I was raised in a shotgun shack in the Mississippi Delta. My parents moved there from Greenwich Village to save me from the suffocating hipsterdom that was then called “yuppiedom.” They wanted me to live life in the real world, the deep south, the land of Faulkner and Hurston and O’Connor and Brown and Capote, a land where I could breathe deeply.
That dream lasted until it was time for me to start kindergarten, and they had to confront the reality of the Louisiana school system. Then it was straight back to hipsterdom—Seattle, no less.
In Seattle, I learned how to craft a sentence, cup an espresso, and ride a skateboard. I was in half a dozen bands, in all of which my main instrument was the photocopier. I was the PR bitch, the scrawny kid who’d hike up and down every hill in Washington State for a chance to stand onstage in a trashcan while a neo-Brechtian grunge tried to pretend they weren’t shamelessly aping Mother Love Bone.

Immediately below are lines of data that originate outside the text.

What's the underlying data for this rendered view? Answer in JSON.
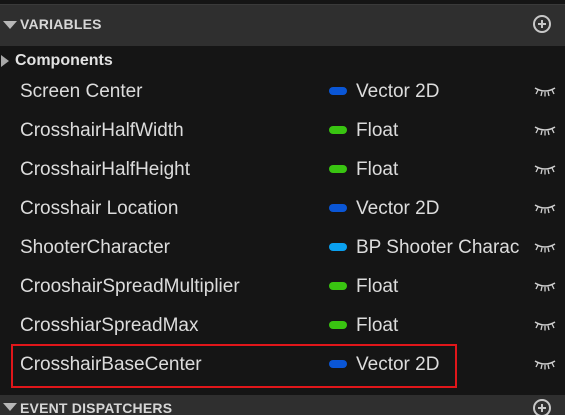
{
  "variables_section": {
    "title": "VARIABLES"
  },
  "category": {
    "label": "Components"
  },
  "variables": [
    {
      "name": "Screen Center",
      "type": "Vector 2D",
      "type_color": "#0a56d6"
    },
    {
      "name": "CrosshairHalfWidth",
      "type": "Float",
      "type_color": "#39c411"
    },
    {
      "name": "CrosshairHalfHeight",
      "type": "Float",
      "type_color": "#39c411"
    },
    {
      "name": "Crosshair Location",
      "type": "Vector 2D",
      "type_color": "#0a56d6"
    },
    {
      "name": "ShooterCharacter",
      "type": "BP Shooter Charac",
      "type_color": "#0aa0f0"
    },
    {
      "name": "CrooshairSpreadMultiplier",
      "type": "Float",
      "type_color": "#39c411"
    },
    {
      "name": "CrosshiarSpreadMax",
      "type": "Float",
      "type_color": "#39c411"
    },
    {
      "name": "CrosshairBaseCenter",
      "type": "Vector 2D",
      "type_color": "#0a56d6"
    }
  ],
  "event_dispatchers_section": {
    "title": "EVENT DISPATCHERS"
  },
  "highlight_color": "#e0161a"
}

I lucked my way into Yale with the help of a good SAT score and an ex-girlfriend of my dad’s who worked in the admissions office. Not one to look a gift horse in the mouth, I went off to Connecticut and—like most Yale students—considered myself very gritty and real for going to college in New Haven instead of Cambridge. I even tried to get mugged, but the worst that ever happened was that the laptop containing the only draft of my novel/thesis was stolen. I had to redraft the entire thing in an all-night Kit Kat binge, and the result was just crazy enough to win me admission to the Iowa Writers’ Workshop.

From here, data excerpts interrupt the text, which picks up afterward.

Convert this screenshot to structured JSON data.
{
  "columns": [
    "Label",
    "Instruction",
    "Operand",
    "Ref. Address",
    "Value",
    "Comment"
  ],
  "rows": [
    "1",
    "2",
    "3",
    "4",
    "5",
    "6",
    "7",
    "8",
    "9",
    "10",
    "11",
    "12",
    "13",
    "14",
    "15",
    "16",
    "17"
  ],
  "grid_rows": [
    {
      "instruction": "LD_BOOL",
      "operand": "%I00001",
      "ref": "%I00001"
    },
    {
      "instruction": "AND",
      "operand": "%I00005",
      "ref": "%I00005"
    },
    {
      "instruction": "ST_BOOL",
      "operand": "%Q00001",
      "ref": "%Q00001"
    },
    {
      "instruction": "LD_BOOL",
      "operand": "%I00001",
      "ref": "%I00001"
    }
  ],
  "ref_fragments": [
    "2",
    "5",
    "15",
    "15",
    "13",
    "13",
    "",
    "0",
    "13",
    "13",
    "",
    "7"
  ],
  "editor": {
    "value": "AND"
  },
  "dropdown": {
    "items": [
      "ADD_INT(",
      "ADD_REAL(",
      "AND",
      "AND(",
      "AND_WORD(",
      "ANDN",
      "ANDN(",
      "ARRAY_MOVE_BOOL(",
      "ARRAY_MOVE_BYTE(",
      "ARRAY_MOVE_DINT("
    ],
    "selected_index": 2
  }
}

I didn’t think I needed them, though. I didn’t subscribe to my parents’ views that the best writing was done face-down in the loam. I now recognize that I should have faked my way through and used the connections to get a book contract, but hindsight is 20/20, or maybe bullshit. So instead I took a meaningless job in investment banking. It amused me and kept me out of trouble and paid really fucking well, and I boned my way through NYC like Patrick Bateman except with rubbers on my cock instead of on my wing-tips.
By my late 20s, I was bored. When I saw the ad for this project, I dredged up my old thesis and sent it in. And now here I am a year later, sitting in the middle of cold grey rural Minnesota with a corpse, a creepster, and a coward in my recent memory. Just like you always dreamed, Mom and Dad: I’m Capote, face down in the loam.